Bug tracking etiquette and convention always seems a little different from system to system and project to project. I haven't used the DC Mantis setup yet, but in general the assignee of the bug is the one who marks "resolved" and someone else tests and marks "closed". In a professional development situation someone else is formally verifying and/or regressing bugs, in which case it would be marked closed by whoever is doing the verification (not necessarily the original reporter). In this case the conventions may need adjusting unless the reporter can be counted on to verify the resolution and close it. I doubt anyone has time to be the official DC bug tester, so maybe closing bugs just won't happen normally.
In most bug trackers I've seen you can't usually update the original bug *text*, although you can sometimes change other stuff like version, priority, etc. This also depends on permissions. But in any case if you have mode to add the usual convention is to do so in a subsequent comment/note because then you maintain the history of the bug. This is precisely what the note feature is for.
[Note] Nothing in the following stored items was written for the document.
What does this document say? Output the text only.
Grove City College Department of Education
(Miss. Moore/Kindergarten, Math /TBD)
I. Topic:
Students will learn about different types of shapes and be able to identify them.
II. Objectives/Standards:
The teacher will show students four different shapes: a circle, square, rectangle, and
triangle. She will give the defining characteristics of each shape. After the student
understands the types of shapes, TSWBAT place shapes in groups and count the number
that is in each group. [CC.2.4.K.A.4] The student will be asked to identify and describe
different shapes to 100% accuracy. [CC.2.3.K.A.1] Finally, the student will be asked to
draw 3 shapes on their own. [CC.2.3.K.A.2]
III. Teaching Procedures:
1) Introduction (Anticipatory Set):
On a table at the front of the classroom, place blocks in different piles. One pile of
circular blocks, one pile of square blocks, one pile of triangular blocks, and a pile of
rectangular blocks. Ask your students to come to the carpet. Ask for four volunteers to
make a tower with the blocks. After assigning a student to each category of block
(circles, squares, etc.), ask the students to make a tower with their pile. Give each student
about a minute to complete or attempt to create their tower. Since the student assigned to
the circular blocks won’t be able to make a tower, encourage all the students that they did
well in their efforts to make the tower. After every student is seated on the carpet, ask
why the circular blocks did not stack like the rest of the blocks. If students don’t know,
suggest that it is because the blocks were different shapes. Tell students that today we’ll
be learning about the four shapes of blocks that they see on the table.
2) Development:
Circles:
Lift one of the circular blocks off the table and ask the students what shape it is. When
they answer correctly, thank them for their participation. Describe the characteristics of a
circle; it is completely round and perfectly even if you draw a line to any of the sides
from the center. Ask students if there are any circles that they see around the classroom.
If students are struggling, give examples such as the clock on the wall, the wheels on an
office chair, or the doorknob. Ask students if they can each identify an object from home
Finally, in my experience it is the developer that will mark something as resolved and specify a resolution/reason. This gives them a function to notify others when it has been taken care of on their end as well as the ability to mark as resolved bugs they decide not to fix ("featured"), feature requests they decide not to implement, etc. Bug *closure* is the step taken after resolution, and indicates that the bug fix has been tested and verified.